In onze job wéét je dat je met de dood geconfronteerd zult worden. Je kunt mensen opleiden om daarmee om te gaan, maar niet om een dood kindje uit een gracht te halen. Twaalf procent van onze opgeloste verdwijningen liep slecht af. Amper één procent van onze dossiers heeft een crimineel karakter. Een zaak als de moord op Julie Van Espen is zeer uitzonderlijk, maar het gebeurt wel. Dat zijn zaken die naar de keel grijpen. Julie was een prachtige jongedame van 23 jaar, even oud als mijn dochter Eva. Als je haar lichaam levenloos ziet liggen op de koude grond, flitst de gedachte dat je je dochter nooit zo wilt zien liggen door je hoofd. Op zo’n moment komt de gruwel heel dichtbij. Wij moeten die knop kunnen omdraaien, maar we blijven mensen.
Bij de vondst van een lichaam bel ik altijd eerst naar mijn vrouw. Dat telefoontje duurt hooguit tien seconden, maar het biedt mij een houvast. Zij weet het nieuws nog voor de procureur des Konings. Brengt ze de kinderen op de hoogte, dan sms’en die al eens: Paps,love you. De gedachte dat bij ons alles goed is, geeft mij op zo’n moment een zekere rust. Zonder mijn gezin zou ik de stormen van deze job niet kunnen doorstaan.
Eigenlijk ben ik een softie. Thuis lachen ze daar al eens om. In onwaarschijnlijke omstandigheden blijf ik functioneren, maar als mijn dochter in haar vinger snijdt, raak ik in paniek. Ik ben veel gewoon en zie veel ellende, maar het mag niet te dichtbij komen. Als ik in mijn privéleven met een sterfgeval in aanraking kom, wordt ermee omgaan al een stuk moeilijker.
Soms moet ik een familie vertellen dat hun geliefde dood is. Dan weet je als je op die deurbel drukt dat je hun leven enkele seconden later kapotmaakt. Maar ouders van vermiste kinderen hebben mij geleerd hoe belangrijk het is om de waarheid te vertellen. Slecht nieuws brengen is beter dan een leven vol vraagtekens. Anders kunnen ze het niet afsluiten.

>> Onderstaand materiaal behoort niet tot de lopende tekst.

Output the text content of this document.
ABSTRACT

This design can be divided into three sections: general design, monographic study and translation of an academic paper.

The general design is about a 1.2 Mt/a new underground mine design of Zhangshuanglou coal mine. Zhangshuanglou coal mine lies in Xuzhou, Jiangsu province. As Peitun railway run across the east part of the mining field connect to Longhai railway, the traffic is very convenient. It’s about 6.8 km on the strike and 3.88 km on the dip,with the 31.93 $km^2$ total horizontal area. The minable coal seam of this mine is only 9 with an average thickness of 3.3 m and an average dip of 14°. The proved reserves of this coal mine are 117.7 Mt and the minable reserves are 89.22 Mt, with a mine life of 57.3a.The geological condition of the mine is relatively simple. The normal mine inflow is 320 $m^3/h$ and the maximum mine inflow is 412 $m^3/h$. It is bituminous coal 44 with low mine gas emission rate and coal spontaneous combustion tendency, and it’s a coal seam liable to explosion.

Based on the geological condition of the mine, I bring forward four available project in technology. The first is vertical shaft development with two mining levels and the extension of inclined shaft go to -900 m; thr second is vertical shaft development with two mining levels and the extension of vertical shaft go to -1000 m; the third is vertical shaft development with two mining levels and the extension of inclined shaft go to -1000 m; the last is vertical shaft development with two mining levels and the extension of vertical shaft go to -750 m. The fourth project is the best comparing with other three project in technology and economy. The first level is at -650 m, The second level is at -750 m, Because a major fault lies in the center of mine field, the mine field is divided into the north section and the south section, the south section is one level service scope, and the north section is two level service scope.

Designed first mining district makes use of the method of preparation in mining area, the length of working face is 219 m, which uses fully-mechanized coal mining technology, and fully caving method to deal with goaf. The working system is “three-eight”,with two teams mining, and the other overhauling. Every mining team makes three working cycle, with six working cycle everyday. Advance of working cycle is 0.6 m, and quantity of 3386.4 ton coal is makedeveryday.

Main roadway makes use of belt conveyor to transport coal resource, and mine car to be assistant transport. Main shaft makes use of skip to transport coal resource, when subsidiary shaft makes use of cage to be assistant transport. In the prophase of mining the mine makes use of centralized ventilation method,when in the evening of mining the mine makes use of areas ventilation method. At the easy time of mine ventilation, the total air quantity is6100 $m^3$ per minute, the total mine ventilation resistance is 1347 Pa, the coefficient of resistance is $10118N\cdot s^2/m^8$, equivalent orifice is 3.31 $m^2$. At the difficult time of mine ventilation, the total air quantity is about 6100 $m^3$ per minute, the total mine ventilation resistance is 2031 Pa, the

Er zijn geen gouden regels om met mensen in rouw om te gaan. Iedereen is anders en rouwt anders. Durf gewoon op die mensen af te stappen. Doorheen de jaren heb ik gemerkt dat de meeste mensen willen dat er nog over de overledene wordt gesproken. Dat zie ik bij de ouders die ik soms nog spreek: ze bloeien open als ze over hun kind kunnen praten. Dat onderwerp ga ik nooit uit de weg. Als ze het er niet over willen hebben, zullen ze dat wel zeggen.
Weet je niet wat te zeggen, wees daar dan ook eerlijk over. Dat geeft de ander de kans om te zeggen: ‘Pak me gewoon eens vast.’ Of misschien vloeit er wel een gesprek uit voort. Doodzwijgen is nooit goed.’
Begrafenisondernemer Arne Desmadryl (29) staat elke dag rouwende families bij.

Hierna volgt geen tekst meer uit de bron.